Quando uma pessoa pensa em suicídio, ela quer matar a dor, mas nunca a vida. (Augusto Cury).

 

Acompanhamento Terapêutico: Tentativa de Suicídio na Adolescência

Resumo

A relevância deste artigo se justifica por representar uma possibilidade de melhor compreendermos os motivos que levam o adolescente à tentativa de suicídio. Desta forma, esse artigo busca investigar e levantar as motivações e os fatores de risco que potencializam essa ação. Essa compreensão permitirá que os acompanhantes terapêutico possam criar ferramentas, objetivando dar um apoio adequado e melhorando o acolhimento deste adolescente que se encontra em estado de vulnerabilidade nas emergências psiquiátricas.

Palavras-chave: Acompanhamento Terapêutico; tentativa de suicídio; adolescência.

 

 

Abstract

The relevance of this article is justified because it represents a chance to better understand the reasons why the teenager to attempt to suicídio.Desta way, this article aims to investigate and raise the motivations and risk factors that increase this action. This understanding will allow therapeutic companions can create tools aiming to provide adequate support and improving the reception of this teenager who is in a state of vulnerability in psychiatric emergencies.

Keywords: Therapeutic Accompaniment ; attempted suicide ; adolescence

 

Acompanhamento Terapêutico: Tentativa de Suicídio na Adolescência

Introdução

Muito se debate hoje em dia sobre o suicídio na adolescência sendo este considerado um problema de saúde pública.

Conforme dados da Organização Mundial da Saúde, no ano 2000, aproximadamente 1 milhão de pessoas se suicidaram, o que se traduz em uma taxa “global” de mortalidade de 16 óbitos por 100.000 habitantes ou uma morte a cada quarenta segundos (WHO – Suicide Prevention Report, 2006).

Além disso, de dez a vinte vezes mais pessoas tentaram suicídio ao redor do mundo, o que significa, em média, uma tentativa a cada três segundos.

Embora tradicionalmente as mais altas taxas de suicídio fossem observadas entre homens idosos, as taxas entre os jovens vêm crescendo de tal forma que, atualmente, são o maior grupo de risco em um terço dos países desenvolvidos e em desenvolvimento.
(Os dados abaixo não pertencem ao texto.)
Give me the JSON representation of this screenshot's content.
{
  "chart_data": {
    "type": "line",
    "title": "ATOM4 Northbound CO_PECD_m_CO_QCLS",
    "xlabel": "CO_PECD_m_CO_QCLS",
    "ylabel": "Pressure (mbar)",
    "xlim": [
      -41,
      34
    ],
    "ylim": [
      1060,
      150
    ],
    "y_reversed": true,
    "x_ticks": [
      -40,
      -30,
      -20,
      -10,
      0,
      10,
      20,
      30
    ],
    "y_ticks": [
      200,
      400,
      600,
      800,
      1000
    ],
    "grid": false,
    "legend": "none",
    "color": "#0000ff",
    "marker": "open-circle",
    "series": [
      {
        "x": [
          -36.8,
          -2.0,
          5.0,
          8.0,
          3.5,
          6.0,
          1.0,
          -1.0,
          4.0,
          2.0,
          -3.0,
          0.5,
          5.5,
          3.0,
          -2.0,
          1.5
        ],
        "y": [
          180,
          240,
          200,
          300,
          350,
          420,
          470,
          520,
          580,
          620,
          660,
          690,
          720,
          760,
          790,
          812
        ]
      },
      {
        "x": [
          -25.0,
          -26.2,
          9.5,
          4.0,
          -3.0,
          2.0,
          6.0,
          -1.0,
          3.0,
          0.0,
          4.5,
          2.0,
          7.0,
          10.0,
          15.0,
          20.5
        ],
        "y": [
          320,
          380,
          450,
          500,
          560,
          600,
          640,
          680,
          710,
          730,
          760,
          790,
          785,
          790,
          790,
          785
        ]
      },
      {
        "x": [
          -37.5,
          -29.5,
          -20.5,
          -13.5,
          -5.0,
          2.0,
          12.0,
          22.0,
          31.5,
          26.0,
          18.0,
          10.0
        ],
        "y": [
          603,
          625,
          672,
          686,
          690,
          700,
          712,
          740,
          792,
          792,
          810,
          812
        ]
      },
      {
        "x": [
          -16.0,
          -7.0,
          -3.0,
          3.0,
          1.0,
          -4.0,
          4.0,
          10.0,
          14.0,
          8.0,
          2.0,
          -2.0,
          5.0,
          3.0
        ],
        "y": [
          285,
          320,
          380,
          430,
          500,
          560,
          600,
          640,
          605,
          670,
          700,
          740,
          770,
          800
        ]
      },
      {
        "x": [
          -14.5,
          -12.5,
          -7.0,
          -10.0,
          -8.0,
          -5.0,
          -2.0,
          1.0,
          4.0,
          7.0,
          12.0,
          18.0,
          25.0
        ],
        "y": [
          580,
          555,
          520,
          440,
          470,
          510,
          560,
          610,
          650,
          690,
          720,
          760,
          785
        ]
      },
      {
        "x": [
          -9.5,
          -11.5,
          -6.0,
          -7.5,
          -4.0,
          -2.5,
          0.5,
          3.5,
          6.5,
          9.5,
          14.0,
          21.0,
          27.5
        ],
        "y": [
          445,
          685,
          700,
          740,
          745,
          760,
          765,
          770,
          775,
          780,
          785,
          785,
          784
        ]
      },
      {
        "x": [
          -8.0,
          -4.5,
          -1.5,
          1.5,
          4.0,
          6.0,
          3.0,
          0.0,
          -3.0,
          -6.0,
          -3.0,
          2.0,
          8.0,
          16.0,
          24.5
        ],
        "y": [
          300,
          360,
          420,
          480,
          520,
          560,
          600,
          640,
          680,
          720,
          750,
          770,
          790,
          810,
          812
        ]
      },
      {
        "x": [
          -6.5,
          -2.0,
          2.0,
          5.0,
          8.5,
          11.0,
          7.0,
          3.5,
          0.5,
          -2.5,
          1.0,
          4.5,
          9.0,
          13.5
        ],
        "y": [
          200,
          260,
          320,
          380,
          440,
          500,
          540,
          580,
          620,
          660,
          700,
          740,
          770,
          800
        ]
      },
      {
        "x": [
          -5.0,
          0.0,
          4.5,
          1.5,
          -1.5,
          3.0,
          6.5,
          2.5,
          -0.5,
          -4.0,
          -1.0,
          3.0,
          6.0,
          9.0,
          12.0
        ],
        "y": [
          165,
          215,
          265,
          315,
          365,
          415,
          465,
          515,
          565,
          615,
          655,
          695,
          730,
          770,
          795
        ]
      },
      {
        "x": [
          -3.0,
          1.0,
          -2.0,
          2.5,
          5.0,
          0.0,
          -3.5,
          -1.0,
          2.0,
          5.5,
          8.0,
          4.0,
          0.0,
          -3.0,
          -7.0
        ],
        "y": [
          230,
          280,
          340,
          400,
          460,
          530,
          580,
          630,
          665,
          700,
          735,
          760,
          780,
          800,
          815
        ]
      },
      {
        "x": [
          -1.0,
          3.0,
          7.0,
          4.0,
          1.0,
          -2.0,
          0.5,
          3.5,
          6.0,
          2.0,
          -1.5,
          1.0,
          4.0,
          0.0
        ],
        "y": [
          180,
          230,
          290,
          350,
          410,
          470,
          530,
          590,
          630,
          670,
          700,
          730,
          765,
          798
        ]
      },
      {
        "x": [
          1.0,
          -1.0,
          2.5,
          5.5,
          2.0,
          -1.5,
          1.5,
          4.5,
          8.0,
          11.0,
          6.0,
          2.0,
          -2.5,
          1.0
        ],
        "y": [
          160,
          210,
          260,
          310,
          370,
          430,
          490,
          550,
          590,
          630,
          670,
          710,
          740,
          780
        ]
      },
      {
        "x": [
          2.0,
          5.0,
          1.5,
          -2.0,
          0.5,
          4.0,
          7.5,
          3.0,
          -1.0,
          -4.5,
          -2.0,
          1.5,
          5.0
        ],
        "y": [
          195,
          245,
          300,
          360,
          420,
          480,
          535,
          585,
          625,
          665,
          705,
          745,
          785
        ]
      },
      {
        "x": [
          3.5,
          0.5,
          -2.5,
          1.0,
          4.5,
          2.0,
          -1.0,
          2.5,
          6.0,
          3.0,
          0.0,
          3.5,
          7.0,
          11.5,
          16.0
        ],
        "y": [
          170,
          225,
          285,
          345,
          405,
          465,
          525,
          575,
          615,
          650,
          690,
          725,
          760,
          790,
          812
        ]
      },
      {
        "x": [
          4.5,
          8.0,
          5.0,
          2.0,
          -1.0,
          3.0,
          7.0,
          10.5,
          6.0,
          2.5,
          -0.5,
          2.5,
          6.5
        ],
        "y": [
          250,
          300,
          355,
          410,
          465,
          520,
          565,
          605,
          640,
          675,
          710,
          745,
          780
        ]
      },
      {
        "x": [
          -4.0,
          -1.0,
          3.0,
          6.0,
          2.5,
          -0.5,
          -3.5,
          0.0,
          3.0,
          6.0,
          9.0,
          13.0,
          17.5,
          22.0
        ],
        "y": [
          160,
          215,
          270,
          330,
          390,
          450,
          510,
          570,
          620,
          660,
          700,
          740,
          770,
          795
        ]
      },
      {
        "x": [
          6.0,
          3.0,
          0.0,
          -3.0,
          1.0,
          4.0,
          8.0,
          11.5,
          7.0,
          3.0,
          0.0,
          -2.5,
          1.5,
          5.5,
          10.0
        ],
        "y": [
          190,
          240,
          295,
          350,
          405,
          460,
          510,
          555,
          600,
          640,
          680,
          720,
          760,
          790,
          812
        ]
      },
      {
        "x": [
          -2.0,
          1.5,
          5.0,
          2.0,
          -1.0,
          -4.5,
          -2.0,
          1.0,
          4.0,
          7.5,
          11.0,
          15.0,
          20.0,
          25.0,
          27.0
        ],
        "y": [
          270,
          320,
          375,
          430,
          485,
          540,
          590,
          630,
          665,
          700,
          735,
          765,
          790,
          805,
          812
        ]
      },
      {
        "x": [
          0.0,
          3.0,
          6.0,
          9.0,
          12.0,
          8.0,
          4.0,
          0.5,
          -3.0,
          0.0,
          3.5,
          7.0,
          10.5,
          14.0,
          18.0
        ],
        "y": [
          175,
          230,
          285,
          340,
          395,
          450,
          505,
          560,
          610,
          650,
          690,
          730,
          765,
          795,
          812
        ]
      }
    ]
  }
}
No Brasil, em 2004, o suicídio foi a quinta causa de óbito entre jovens com idade entre 10 e 19 anos (Ministério da Saúde, 2006).

Considera-se a adolescência um período do desenvolvimento humano marcado por intensas transformações.

O adolescente precisa processar importantes modificações, tanto no nível físico quanto emocional, o que pode acarretar muitos conflitos e inquietações.

Frente a este fluxo de demanda, somam-se fatores referentes ao ambiente no qual o jovem está inserido, evidenciando características marcantes da adolescência: a instabilidade psíquica e a vulnerabilidade (MACEDO, et al., 2006).

Os jovens se fazem presentes nas estatísticas a respeito da grande ocorrência de acidentes, condutas delinquentes e outras situações de risco a vida.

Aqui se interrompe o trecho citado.